Efforts to meet growing needs in Iraq and Syria

As Christians around the world celebrate the holidays, Christian aid organizations are stepping up their efforts to help refugees from Iraq and Syria.

“We are distributing mattresses to those fleeing from Mosul (in Iraq) and helping to feed refugees in Syria,” Steve Van Valkenburg, the Middle East Area Director for Christian Aid Mission told The Media Line. “We care for their personal and emotional needs. If you have seen your husband or child killed before your eyes, along with financial support you need emotional support.”

Christian Aid Mission assists more than 500 indigenous ministries in 100 countries. Work in the Middle East is dangerous, they say, but growing more necessary.

“We are reaching out in the name of Jesus,” Amie Cotton, PR Director of Christian Aid Mission told The Media Line. “The ministries have decided to stay even though it is dangerous. “Many of these people don’t know where their next meal is coming from, and when one of our partners has a Christmas celebration with a meal and gifts, they want to know more about the people helping them.

Several organizations are focusing on Iraq this year, as thousands of families in the Kurdish region of northern Iraq are in desperate need of food, water and medicine, according to World Vision, an organization that provides aid around the world. More than 1.2 million Iraqis – including Christians, Yazidis and other religious and ethnic minorities have been displaced since the beginning of the year.

As the battle to retake Mosul from Islamic State intensifies, the Iraqi refugee crisis is likely to get worse.

“We are gravely concerned about increasing violence in the Middle East and its effects on children,” said Wynn Flaten, World Vision’s response director in Iraq. “It’s especially concerning that this most recent wave has targeted Christians and other minorities.
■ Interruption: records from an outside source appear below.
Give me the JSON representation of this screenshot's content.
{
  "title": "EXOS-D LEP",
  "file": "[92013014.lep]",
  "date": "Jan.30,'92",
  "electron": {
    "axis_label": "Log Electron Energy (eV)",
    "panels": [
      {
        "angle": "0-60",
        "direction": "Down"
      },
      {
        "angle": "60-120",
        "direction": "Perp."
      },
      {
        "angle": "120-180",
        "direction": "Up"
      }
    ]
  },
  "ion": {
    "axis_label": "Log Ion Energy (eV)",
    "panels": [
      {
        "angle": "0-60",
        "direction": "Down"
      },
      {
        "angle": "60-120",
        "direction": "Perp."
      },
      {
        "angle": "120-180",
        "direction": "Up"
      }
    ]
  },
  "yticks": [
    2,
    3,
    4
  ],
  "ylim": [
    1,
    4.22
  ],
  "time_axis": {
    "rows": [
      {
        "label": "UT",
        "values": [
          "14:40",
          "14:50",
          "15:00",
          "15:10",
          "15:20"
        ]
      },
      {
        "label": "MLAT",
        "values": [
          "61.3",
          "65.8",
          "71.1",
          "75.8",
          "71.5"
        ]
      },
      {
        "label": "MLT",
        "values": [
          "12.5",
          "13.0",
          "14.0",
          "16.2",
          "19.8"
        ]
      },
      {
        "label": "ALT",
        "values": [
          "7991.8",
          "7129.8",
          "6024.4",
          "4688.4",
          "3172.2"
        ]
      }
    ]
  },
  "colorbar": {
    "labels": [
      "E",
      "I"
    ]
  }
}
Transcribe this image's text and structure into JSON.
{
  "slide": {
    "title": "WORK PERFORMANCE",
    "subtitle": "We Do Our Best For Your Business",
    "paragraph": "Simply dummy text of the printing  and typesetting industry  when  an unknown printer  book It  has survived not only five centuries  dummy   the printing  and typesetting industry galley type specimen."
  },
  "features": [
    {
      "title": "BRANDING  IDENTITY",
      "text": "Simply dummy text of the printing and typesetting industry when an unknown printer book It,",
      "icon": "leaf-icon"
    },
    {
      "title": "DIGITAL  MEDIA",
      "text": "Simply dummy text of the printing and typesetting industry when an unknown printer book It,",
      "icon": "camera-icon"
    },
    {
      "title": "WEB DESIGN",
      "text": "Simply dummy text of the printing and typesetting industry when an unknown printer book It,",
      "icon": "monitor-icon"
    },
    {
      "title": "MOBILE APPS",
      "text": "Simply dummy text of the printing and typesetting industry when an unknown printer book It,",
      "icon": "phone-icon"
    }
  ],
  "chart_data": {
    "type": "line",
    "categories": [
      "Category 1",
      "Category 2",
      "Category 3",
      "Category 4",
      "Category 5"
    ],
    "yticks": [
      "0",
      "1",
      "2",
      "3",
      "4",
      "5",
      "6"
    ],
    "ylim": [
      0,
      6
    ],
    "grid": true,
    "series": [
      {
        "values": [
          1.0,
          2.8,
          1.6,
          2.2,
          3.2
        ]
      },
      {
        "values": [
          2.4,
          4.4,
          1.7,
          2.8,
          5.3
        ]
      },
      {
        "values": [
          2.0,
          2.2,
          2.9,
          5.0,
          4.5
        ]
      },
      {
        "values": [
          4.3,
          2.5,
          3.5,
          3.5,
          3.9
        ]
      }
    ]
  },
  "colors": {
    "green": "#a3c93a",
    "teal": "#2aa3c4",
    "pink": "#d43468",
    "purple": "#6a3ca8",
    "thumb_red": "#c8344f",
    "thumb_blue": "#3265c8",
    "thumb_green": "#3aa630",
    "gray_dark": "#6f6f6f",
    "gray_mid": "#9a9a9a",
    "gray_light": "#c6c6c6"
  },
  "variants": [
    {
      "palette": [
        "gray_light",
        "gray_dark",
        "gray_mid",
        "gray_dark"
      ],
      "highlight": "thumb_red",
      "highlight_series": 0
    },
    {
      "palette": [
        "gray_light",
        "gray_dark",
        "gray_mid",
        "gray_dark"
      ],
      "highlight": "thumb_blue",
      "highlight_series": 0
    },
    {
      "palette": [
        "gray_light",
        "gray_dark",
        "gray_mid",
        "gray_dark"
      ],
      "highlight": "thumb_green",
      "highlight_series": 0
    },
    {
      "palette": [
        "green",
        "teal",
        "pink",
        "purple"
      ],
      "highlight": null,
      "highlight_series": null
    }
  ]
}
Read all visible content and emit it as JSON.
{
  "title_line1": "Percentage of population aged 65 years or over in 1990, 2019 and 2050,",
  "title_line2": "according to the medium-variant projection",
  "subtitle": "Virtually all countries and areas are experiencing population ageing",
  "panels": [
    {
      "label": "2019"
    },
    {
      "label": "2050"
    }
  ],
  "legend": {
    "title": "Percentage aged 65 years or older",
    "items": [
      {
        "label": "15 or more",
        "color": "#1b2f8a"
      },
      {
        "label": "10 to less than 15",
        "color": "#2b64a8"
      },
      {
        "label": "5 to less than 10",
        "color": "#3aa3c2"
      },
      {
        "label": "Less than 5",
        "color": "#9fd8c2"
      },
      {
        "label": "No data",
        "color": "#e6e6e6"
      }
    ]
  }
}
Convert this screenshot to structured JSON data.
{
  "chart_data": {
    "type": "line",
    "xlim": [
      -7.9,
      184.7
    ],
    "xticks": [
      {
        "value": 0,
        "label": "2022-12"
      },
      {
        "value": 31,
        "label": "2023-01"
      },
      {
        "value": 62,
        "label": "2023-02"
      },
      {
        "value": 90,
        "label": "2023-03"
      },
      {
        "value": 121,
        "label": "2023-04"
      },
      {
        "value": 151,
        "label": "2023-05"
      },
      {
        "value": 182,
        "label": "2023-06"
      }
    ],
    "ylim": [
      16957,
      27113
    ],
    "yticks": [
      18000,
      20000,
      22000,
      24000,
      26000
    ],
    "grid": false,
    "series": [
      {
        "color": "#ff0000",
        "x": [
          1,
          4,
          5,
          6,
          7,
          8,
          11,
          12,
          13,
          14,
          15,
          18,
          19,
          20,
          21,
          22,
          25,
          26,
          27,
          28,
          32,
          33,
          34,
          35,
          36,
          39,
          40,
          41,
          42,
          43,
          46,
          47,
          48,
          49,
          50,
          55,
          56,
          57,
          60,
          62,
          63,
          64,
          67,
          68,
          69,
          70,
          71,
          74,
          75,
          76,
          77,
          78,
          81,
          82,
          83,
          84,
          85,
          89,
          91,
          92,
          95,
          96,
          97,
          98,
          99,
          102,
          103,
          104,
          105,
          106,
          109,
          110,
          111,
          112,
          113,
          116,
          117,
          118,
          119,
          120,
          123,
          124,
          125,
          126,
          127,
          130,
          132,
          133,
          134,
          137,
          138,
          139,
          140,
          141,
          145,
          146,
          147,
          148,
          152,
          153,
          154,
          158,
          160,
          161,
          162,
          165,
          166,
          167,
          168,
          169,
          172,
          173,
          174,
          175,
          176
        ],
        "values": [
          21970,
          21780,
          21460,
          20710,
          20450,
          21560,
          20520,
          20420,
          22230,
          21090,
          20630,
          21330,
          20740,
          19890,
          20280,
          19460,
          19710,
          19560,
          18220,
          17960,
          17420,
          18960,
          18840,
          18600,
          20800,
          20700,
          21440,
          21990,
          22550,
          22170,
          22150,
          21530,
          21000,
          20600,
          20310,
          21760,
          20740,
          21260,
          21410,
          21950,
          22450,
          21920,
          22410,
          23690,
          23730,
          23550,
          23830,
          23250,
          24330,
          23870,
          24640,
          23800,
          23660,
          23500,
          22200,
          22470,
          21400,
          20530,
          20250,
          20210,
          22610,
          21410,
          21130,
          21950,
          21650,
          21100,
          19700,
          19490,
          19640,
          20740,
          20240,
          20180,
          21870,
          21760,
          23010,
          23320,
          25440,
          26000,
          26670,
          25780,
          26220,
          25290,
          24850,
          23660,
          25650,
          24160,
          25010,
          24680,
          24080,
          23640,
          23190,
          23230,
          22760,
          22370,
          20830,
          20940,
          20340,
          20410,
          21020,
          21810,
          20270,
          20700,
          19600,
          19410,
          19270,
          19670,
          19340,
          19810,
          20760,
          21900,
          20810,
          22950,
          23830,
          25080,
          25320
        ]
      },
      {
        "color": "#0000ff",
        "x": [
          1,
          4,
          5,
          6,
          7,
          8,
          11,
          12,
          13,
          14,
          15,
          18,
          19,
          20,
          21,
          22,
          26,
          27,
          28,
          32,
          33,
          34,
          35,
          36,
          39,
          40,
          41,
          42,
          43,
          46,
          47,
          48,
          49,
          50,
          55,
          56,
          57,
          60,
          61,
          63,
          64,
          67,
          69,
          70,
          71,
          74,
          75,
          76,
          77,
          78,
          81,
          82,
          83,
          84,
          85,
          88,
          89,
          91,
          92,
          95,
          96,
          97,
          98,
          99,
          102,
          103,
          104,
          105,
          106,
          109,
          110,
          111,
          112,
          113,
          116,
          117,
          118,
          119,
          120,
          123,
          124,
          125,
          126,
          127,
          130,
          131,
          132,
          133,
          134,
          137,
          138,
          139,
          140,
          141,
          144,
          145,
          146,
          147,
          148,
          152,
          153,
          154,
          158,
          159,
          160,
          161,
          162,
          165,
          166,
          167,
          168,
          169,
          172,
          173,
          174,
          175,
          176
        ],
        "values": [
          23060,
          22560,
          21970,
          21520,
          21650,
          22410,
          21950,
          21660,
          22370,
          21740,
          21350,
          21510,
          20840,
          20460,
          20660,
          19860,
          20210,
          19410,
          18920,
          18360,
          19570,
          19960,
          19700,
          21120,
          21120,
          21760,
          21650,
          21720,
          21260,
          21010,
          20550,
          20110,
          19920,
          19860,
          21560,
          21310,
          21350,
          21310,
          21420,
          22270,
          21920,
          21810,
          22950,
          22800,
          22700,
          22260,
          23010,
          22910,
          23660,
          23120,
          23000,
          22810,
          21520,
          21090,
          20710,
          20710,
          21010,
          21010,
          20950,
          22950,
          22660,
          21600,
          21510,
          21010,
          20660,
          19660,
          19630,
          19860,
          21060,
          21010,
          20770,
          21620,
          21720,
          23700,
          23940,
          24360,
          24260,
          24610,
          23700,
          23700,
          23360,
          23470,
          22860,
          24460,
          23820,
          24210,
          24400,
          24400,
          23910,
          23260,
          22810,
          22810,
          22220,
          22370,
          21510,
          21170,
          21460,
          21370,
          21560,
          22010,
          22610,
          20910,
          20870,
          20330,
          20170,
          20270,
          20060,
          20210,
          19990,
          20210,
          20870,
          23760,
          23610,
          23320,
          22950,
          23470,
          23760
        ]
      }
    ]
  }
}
We know that when religious freedom is crushed, so are many of the rights that allow children and communities to flourish.

He said that thousands of families in the Kurdish region of northern Iraq are in desperate need of food, water and medicine. Displaced families are seeking shelter in abandoned buildings, schools and churches.

The Christians in Iraq are one of the oldest continuous Christian communities in the world. Recent estimates say there are just 275,000 Christians in Iraq, down from 1.4 million in 2003.

Many Christian groups have focused efforts on Iraq, as this year has brought new challenges. Along with supporting refugees in Iraq, the Foundation for Relief and Reconciliation in the Middle East also supports 500 Iraqi refugee families in Jordan.

The Jordanian government does not allow refugees to work, so the Foundation provides shelter, food (by giving weekly vouchers to grocery stores) and free health care, including prescriptions. The group also founed a school in Marka, a suburb of Amman, which educates 175 students.

Throughout the Middle East Christians are believed to make up about five percent of the population of the Middle East, down from 20 percent at the beginning of the 20th century. The two countries with the largest population of Christians are Lebanon, where about 40 percent of the population of four million are Christian, and Egypt, where Copts make up ten percent of the population.

Earlier this month, an explosion at a Coptic cathedral killed at least 25 and wounded dozens of others.